II. Faits pertinents et Décision sous contrôle
[3] Les demandeurs sont des citoyens du Mexique. Le demandeur principal est le père des deux autres demanderesses. Les demandeurs allèguent craindre la persécution des membres du cartel de Jalisco Nouvelle Génération [CJNG].
[4] En janvier 2018, un vol et un cambriolage seraient survenus dans une résidence appartenant au demandeur principal où une amie de ce dernier, ILR, y habitait depuis 2015. Le demandeur principal aurait épaulé ILR dans ses démarches judiciaires en l’accompagnant au tribunal, en l’aidant à introduire une demande en justice et en enquêtant sur les possibles suspects. Le demandeur principal aurait aussi fourni un témoignage à l’encontre des suspects. Lors des procédures, les demandeurs ont découvert un lien entre les responsables du vol et le CJNG. ILR aurait réglé son litige contre les coupables en août 2019.

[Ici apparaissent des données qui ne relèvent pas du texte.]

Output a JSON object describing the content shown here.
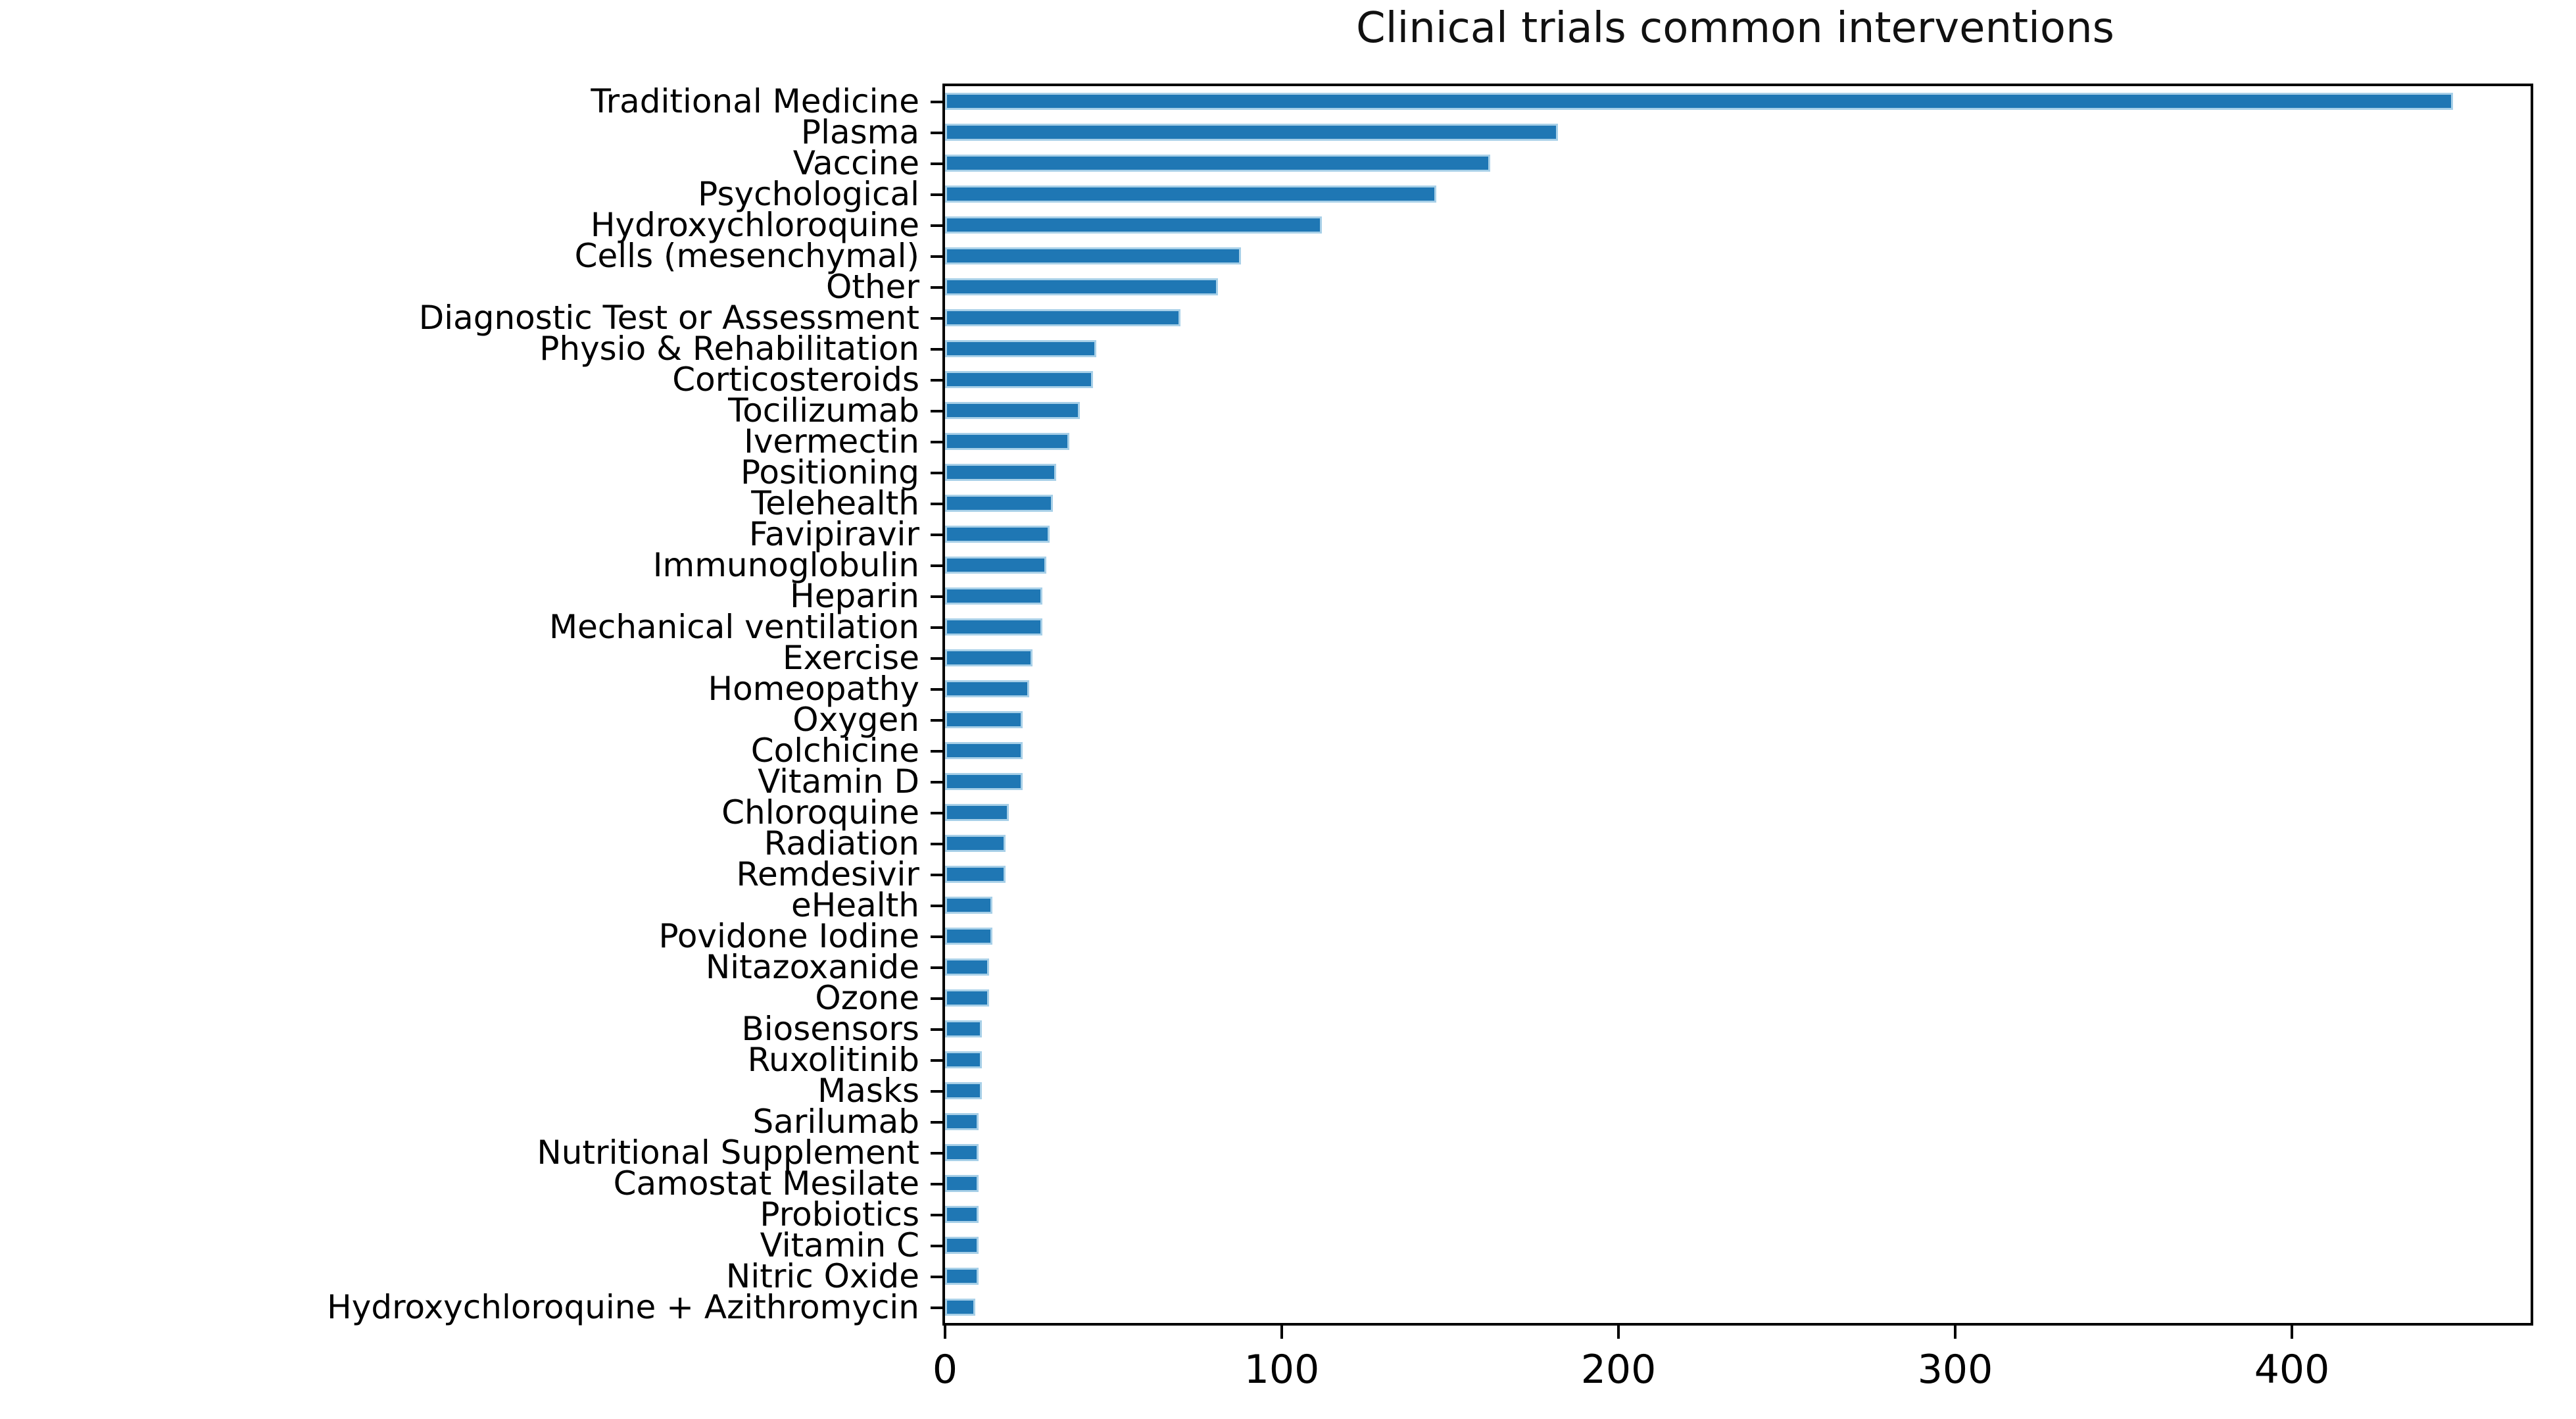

[5] Les demandeurs allèguent avoir reçu des menaces, et qu’en novembre 2019, des membres de CJNG auraient tiré des coups de feu sur le véhicule du demandeur principal. En août 2020, ils auraient percuté le véhicule du demandeur principal.
[6] D’août 2018 à novembre 2021, les demandeurs sont restés dans le même état, et ont déménagé une fois. Le 6 novembre 2021, les demandeurs sont arrivés au Canada où ils ont déposé une demande l’asile.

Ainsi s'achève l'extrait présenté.